Median raphe cysts are rarely seen cysts that develop from the median raphe in the male external genital region. Although these cysts were first identified decades ago, <200 cases have been reported to date, mostly in case reports with <15 cases reported in the Indian subcontinent. Histopathological linings for these cysts should be distinguished from apocrine cystadenomas, mucinous cysts, and epidermal cysts. Clinicians and pathologists acquainted with these infrequent cysts having typical localization are in favored position to clinch the diagnosis and elucidate the still enigmatic genesis of these cysts.
A 36-year-old male noticed a swelling on his penis for the past 3 months. It was not painful. He had no history of burning micturition. There was no history of discharge per urethra or fever. On examination, it was a cystic swelling present in the foreskin of the penis on the ventral aspect and close to the frenulum. Under local anesthesia, circumcision was performed.
Excised skin-covered tissue measured 8 cm × 1.5 cm × 0.3 cm with a cystic swelling in the center measuring 0.5 cm in diameter. On cutting open the cyst, it let out pus-like material. Cyst wall thickness was 0.1 cm with inner cyst wall appearing gray white.
Microscopy showed skin-lined tissue with a cyst in the dermis lined by flattened to cuboidal to stratified cuboidal benign epithelium [Figures 1 and 2]. Lumen contained no material. Surrounding subepithelial tissue showed chronic inflammatory infiltrate. Based on the site and histological features, a diagnosis of median raphe cyst of the penis was given.
Median raphe cysts are cysts that develop on the median line in the male genital region in any area from the anus to the external meatus.
Median raphe cysts mostly present at birth and may remain asymptomatic or ignored during childhood. As the patient grows older, the cyst may also progress slowly. Later in adolescence or adulthood, the cyst may appear as a solitary and movable cystic nodule on the ventral surface of the penis. Although they are referred to as “median raphe cysts,” they can also present as cord-like or canaliform indurations on the median raphe, which are very rare. These unusual cysts are brought forward to the clinician by the parents during childhood, or they show up later in their 20s and 30s because they developed symptoms (infections or trauma), or mostly for cosmetic reasons. Thus, it gives a bimodal pattern of presentation. The differential diagnosis that the clinician should be keep in mind is glomus tumor, dermoid cyst, pilonidal cyst, epidermal inclusion cyst, urethral diverticulum, and steatocystoma. A well-informed clinician can make the diagnosis based on the characteristics of the cysts & based on the site, i.e., along the midline of ventral side of the male genital area from the urethral meatus to the anus and the perineum.

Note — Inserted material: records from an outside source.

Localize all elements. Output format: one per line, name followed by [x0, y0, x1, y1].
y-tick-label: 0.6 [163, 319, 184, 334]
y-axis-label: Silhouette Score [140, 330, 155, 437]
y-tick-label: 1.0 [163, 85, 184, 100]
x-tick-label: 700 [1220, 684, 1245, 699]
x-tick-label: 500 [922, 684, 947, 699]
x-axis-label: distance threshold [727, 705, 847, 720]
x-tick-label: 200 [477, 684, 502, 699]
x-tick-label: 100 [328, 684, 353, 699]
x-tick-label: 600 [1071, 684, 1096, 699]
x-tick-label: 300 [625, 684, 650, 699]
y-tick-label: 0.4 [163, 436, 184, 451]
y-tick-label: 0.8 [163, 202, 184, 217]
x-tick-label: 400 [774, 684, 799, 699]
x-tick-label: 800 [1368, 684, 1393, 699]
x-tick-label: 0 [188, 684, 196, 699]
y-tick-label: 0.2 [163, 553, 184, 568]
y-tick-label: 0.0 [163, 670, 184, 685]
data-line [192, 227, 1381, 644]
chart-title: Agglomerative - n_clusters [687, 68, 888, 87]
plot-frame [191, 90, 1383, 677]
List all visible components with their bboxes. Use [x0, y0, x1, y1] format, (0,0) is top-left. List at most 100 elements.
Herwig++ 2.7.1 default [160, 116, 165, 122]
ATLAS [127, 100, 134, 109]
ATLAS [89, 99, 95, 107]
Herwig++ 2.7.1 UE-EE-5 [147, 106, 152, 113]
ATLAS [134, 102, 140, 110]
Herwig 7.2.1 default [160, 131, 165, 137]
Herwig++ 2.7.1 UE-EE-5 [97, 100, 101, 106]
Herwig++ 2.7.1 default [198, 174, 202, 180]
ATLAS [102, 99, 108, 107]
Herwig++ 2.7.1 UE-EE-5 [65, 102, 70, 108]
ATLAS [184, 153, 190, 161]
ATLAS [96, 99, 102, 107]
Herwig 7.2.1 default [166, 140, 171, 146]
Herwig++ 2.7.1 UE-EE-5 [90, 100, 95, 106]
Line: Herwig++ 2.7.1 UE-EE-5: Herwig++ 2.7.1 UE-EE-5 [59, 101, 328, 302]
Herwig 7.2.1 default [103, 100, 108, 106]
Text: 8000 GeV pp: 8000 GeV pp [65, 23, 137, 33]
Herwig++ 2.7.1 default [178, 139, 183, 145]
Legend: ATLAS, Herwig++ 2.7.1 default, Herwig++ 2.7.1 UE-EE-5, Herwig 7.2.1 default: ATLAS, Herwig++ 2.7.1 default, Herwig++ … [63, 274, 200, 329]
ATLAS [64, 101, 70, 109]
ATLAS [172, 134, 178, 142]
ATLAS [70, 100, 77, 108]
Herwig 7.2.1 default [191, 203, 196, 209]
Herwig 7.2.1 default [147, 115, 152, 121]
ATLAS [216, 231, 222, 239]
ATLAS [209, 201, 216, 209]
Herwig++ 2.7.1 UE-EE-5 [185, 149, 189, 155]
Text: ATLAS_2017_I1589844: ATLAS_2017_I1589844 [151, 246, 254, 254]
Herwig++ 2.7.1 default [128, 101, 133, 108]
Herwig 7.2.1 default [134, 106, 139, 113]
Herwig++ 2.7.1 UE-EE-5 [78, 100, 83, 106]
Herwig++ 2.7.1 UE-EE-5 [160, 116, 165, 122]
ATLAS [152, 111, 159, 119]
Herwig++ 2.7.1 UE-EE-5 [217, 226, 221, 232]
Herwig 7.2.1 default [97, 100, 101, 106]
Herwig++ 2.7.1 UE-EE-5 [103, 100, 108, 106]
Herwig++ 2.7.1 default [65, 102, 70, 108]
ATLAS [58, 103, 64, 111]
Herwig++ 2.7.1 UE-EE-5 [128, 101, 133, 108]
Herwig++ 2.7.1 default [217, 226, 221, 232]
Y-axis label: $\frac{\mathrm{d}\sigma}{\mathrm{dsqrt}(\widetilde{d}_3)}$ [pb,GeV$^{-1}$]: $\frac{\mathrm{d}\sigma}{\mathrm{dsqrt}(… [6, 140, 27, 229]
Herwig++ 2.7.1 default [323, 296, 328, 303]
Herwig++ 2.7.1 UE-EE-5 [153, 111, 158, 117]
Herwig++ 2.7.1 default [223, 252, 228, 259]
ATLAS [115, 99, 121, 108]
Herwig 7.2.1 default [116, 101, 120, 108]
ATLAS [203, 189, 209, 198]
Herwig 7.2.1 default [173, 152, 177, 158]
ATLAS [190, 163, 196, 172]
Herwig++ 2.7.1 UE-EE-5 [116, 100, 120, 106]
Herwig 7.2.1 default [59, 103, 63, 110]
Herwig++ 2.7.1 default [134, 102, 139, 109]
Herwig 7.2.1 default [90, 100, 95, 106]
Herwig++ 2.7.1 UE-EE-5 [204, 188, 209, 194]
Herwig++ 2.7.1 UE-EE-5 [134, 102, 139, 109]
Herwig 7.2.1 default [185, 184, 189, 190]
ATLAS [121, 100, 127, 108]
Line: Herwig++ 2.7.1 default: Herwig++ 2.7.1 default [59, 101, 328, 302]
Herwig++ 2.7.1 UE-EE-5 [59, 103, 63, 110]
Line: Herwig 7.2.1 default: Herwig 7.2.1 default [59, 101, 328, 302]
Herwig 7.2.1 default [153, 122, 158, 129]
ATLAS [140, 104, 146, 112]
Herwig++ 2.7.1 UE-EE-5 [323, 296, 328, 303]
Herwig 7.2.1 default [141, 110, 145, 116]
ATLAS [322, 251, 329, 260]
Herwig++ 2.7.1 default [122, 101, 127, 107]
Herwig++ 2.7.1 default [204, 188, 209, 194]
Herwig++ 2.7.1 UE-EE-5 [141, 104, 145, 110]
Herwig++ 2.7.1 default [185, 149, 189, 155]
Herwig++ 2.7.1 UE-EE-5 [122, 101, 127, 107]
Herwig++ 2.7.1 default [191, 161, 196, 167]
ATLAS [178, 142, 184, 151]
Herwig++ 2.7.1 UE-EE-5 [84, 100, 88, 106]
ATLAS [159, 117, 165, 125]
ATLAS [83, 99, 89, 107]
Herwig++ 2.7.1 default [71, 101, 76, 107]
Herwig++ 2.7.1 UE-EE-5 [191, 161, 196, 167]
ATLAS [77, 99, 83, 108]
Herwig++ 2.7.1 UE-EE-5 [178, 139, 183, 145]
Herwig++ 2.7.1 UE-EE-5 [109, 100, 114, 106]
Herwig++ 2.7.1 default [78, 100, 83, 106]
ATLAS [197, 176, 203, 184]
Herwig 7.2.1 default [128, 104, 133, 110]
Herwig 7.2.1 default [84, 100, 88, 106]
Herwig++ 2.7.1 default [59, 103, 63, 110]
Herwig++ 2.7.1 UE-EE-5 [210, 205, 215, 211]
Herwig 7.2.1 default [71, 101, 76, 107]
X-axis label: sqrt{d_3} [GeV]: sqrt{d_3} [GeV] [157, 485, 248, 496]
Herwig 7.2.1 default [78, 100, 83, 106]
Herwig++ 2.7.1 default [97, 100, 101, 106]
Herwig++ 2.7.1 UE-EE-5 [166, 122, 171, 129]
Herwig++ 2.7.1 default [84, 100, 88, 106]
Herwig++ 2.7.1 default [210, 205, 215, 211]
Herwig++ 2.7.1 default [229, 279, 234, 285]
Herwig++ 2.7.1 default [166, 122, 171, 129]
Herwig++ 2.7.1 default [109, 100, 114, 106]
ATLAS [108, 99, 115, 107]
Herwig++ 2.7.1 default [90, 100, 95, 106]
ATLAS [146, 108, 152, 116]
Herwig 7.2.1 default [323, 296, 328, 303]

There are several possible explanations for the origin of these cysts. The first possible cause is embryologic defective closure of the median raphe. The second theory put forward is anomalous development of ectopic periurethral glands of Littre. The third theory, hypothesized by Paslin, is an anomalous sprouting and subsequent separation of the urethral columnar epithelium from the urethra.
Previous studies have shown four histopathological types of median raphe cysts. These include urethral, epidermoid, glandular, and mixed. The most common type of lining is urethral type which has stratified layers of uniform small cells overlaid by columnar epithelium, resembling urothelial lining. Epidermoid type contains stratified squamous epithelium, whereas glandular type contains intraepithelial glandular structures within the urothelial lining. Mixed type is the second most common cysts and contains more than one type of epithelium.
The present case showed cyst lined by flattened to cuboidal to stratified cuboidal benign epithelium which is the urethral type.
Treatment should be considered for the symptomatic lesions and for cosmetic purposes. The treatment options include a wide local excision and aspiration if the patient is not willing to undergo surgery. Aspiration alone is not recommended.
Unaccompanied clinical details and unambiguous clinical suspicion with multifarious histopathological picture of this rare type of penile cyst may even confound a well-trained pathologist.
In this case report, the clinician did not include median raphe cyst in their differentials. This highlights ever more the eminence of knowledge of median raphe cysts.